In summary, you do not have a large number of options to push back on refactorings. Bringing more people on the team can help with a punctual increase in work. Oftentimes you’ll have a better luck ensuring the overall team momentum is maintained.
Conclusion
Cautionary tale: challenging whether a refactoring is necessary or not is a sure-fire way to sow dissent and lose momentum. If you’ve read my long article on successful tactical projects, you’ll know how much I care about momentum.
In general you should pay attention to functional cave-in and anticipate when your project will go sideways. Sometimes a business-requirement may ask for technical changes throughout the project (for instance, data-modeling changes incur verification on already-shipped code).

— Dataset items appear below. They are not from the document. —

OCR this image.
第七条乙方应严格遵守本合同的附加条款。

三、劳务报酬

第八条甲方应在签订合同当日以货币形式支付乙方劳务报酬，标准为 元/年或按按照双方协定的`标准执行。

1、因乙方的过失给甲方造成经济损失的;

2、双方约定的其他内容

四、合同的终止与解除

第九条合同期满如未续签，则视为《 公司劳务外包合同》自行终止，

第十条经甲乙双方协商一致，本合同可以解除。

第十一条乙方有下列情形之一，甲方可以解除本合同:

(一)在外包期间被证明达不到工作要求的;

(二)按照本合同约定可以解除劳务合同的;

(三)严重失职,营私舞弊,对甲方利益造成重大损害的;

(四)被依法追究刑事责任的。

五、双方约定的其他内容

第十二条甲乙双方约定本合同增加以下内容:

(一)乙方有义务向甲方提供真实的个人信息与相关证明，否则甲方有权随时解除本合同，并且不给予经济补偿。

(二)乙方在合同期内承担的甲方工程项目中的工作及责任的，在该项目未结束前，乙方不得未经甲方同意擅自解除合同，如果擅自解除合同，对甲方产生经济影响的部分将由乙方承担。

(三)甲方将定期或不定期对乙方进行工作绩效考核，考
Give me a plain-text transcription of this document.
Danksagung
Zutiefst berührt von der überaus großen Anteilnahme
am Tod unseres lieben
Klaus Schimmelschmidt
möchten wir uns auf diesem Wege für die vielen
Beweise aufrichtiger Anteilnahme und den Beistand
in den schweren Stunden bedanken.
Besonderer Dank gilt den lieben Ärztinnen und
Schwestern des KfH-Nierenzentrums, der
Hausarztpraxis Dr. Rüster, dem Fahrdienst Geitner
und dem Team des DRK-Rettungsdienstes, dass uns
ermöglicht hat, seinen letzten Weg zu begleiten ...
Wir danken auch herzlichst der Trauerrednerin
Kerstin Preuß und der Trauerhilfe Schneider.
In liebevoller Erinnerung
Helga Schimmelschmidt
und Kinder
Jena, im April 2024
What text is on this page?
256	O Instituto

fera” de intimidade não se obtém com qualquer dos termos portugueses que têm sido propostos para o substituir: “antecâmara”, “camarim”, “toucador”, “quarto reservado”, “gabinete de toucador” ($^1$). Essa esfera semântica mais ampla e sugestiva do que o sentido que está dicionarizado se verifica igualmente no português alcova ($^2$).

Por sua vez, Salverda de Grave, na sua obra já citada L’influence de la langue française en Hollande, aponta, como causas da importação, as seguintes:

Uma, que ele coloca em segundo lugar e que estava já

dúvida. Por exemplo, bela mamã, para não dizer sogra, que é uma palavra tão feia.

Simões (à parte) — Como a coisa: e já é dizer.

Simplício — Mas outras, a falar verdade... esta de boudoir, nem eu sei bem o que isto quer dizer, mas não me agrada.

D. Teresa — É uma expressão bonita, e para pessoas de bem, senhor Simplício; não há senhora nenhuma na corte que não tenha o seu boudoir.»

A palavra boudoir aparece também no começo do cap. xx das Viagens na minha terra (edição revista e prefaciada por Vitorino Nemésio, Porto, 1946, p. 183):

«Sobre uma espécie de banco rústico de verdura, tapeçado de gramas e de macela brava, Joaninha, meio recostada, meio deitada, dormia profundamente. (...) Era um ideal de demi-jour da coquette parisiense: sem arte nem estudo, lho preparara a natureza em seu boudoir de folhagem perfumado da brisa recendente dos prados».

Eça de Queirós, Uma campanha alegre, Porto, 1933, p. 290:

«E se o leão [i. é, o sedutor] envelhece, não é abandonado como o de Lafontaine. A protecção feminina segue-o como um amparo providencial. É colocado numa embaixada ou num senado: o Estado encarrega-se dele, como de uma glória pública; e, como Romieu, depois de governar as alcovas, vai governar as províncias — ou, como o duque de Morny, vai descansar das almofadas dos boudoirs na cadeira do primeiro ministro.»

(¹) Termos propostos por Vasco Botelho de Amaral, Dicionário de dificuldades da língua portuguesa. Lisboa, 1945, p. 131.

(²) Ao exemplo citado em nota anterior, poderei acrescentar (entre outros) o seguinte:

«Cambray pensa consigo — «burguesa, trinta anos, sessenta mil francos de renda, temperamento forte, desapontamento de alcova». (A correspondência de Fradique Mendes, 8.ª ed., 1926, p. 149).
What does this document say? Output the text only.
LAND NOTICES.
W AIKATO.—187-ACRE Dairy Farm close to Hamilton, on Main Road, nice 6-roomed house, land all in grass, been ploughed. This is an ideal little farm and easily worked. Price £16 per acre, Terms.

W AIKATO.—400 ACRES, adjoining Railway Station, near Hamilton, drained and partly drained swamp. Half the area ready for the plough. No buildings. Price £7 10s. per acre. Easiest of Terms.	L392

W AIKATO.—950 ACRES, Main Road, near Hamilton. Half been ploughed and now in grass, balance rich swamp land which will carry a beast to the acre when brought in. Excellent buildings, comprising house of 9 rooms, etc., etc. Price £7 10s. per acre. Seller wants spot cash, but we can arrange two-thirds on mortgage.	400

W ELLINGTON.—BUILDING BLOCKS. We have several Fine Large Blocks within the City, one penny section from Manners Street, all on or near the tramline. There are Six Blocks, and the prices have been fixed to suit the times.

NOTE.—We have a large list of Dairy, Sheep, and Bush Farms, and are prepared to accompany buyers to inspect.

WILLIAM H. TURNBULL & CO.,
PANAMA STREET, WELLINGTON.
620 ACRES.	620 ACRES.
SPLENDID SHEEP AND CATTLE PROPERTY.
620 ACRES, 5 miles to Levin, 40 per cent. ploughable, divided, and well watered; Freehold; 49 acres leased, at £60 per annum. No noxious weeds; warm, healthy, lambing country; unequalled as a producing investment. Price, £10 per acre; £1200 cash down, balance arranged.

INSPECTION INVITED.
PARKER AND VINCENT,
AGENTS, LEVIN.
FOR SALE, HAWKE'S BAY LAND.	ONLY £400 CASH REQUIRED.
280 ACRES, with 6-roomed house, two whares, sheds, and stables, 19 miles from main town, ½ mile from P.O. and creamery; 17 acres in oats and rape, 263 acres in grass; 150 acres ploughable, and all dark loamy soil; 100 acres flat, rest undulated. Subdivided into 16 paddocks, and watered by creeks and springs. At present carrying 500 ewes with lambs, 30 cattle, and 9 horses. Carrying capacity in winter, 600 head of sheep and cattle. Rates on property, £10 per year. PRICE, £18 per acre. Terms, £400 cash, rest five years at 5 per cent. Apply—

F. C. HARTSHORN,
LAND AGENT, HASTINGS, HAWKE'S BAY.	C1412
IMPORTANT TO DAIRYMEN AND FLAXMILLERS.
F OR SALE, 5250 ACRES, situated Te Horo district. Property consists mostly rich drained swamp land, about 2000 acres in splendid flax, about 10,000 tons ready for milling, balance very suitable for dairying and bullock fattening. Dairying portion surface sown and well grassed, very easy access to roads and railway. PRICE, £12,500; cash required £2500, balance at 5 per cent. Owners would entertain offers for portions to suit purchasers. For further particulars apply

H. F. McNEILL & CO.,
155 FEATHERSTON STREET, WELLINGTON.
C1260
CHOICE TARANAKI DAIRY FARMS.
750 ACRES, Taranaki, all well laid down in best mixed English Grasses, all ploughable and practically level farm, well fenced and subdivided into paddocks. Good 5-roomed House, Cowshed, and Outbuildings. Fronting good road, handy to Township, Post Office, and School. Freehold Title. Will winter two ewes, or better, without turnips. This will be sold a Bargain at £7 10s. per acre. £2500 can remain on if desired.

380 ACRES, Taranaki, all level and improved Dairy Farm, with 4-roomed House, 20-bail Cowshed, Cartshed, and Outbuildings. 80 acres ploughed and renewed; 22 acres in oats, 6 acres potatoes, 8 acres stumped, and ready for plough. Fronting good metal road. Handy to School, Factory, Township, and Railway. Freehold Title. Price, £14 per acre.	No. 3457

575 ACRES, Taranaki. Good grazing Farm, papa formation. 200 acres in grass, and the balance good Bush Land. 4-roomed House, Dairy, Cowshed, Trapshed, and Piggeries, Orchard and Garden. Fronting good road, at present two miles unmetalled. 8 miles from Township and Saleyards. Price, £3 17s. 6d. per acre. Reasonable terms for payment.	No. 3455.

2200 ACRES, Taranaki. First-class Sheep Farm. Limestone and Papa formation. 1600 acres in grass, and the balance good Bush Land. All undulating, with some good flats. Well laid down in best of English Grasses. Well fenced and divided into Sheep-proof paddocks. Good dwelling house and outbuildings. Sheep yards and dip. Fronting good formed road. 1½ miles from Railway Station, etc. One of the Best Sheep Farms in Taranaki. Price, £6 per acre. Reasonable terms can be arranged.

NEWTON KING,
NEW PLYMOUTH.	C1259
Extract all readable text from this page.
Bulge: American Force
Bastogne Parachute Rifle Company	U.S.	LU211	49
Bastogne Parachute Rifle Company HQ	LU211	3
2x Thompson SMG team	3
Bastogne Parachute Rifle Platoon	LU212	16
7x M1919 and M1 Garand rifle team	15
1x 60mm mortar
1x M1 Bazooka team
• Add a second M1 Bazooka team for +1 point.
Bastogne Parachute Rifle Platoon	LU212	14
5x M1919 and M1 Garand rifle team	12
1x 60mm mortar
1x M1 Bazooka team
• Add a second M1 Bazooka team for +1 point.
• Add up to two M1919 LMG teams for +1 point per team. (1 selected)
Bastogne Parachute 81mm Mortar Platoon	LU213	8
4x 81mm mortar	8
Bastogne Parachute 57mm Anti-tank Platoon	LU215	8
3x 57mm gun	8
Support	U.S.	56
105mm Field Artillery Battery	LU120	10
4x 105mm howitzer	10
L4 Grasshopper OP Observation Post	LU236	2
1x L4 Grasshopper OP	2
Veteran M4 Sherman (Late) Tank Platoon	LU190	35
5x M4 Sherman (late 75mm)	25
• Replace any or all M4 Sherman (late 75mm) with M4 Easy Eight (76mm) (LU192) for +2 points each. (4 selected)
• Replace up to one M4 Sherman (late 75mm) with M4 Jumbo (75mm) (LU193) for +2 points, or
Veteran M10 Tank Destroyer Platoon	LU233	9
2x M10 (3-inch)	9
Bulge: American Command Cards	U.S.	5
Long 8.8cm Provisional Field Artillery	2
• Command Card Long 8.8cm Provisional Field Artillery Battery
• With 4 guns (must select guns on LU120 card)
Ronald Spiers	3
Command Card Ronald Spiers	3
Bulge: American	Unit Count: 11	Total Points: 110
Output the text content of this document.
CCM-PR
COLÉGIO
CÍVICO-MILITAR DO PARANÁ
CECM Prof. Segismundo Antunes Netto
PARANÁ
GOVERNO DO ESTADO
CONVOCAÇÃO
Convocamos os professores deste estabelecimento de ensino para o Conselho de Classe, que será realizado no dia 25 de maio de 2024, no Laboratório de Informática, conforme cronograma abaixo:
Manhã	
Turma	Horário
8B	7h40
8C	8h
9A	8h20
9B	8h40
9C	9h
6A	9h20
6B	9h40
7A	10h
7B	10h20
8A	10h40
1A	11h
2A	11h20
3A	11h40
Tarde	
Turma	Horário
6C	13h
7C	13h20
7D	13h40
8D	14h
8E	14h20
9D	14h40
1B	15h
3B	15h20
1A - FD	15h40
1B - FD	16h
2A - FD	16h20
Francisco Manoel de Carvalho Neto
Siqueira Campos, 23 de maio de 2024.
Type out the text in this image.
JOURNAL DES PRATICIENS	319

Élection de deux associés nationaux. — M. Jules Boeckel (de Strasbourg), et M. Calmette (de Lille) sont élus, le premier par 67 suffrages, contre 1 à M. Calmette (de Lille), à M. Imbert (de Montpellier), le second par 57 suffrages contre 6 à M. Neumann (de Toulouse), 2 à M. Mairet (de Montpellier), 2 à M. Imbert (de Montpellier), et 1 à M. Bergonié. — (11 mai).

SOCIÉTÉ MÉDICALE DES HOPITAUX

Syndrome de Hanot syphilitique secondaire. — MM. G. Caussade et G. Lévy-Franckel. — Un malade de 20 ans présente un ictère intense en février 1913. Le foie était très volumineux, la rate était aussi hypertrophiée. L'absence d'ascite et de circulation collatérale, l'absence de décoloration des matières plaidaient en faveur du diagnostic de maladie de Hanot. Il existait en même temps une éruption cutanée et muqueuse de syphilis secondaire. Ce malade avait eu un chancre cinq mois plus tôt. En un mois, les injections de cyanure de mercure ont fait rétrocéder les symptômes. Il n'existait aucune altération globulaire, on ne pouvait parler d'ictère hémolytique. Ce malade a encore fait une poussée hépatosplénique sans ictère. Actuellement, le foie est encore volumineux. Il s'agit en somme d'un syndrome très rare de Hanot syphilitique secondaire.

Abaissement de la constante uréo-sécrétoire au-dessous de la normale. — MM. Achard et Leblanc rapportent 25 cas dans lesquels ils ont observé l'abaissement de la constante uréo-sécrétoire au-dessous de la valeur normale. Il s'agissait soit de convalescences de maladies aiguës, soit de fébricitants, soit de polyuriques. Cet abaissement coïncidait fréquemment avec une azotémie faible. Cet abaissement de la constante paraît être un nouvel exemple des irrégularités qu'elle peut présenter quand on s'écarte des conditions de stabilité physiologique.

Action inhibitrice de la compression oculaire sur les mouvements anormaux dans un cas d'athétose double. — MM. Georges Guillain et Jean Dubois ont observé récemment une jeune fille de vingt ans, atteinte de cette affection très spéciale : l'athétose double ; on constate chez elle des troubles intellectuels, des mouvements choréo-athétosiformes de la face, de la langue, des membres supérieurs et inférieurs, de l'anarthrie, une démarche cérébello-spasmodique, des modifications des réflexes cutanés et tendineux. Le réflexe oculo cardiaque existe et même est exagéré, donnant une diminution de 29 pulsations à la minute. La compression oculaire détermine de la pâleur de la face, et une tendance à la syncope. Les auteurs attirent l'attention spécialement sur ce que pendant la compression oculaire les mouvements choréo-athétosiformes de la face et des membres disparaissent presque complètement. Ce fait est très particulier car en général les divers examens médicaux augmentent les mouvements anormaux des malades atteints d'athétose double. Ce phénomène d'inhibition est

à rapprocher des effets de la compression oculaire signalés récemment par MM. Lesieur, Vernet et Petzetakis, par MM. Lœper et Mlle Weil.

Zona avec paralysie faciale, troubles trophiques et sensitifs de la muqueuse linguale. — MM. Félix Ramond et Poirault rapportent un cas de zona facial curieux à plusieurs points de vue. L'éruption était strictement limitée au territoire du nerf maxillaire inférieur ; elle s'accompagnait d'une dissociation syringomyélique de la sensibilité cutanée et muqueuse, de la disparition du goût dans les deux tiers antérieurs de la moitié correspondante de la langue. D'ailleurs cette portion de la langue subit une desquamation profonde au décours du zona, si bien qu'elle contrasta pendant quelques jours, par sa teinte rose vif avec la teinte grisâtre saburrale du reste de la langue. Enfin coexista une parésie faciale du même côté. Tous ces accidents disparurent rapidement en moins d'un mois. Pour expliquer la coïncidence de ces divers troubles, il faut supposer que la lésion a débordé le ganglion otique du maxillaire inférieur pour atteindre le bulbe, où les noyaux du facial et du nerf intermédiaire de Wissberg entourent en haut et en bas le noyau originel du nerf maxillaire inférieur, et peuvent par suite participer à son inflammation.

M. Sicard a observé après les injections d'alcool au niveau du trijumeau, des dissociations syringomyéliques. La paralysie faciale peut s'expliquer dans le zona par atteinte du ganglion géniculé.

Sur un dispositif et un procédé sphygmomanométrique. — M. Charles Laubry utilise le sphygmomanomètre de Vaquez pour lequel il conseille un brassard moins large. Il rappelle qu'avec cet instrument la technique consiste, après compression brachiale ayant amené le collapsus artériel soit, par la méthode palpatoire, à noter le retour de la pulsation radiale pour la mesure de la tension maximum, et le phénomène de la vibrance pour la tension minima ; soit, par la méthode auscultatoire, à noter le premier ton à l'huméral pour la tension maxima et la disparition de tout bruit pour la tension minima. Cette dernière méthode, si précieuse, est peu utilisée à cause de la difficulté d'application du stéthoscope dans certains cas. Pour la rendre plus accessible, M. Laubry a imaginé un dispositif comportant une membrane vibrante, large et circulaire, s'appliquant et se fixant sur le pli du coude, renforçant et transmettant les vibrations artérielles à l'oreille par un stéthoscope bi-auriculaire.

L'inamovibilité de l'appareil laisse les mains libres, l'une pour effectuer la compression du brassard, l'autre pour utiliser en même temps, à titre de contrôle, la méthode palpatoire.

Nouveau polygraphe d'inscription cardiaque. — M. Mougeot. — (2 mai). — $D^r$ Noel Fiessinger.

Allocate a fair amount of work onto technical tasks. Consider that purely-technical work is part of the cost of doing business. If engineers keep bringing-up refactorings over refactoring there are things you can do to push-back without too much trouble. Ask clarification around the functional benefits of the change, characterize with the team what pain-points the refactoring addresses, consider chunking the refactoring in a few steps to allievate only the most pressing pain-point.
If nothing works, consider the help from senior engineers (architects, lead-developers) because your team may lack from technical direction. Of course, if egos prevent your team members from seeking external consulting, you will have a hard time convincing them to change their way of doing thing.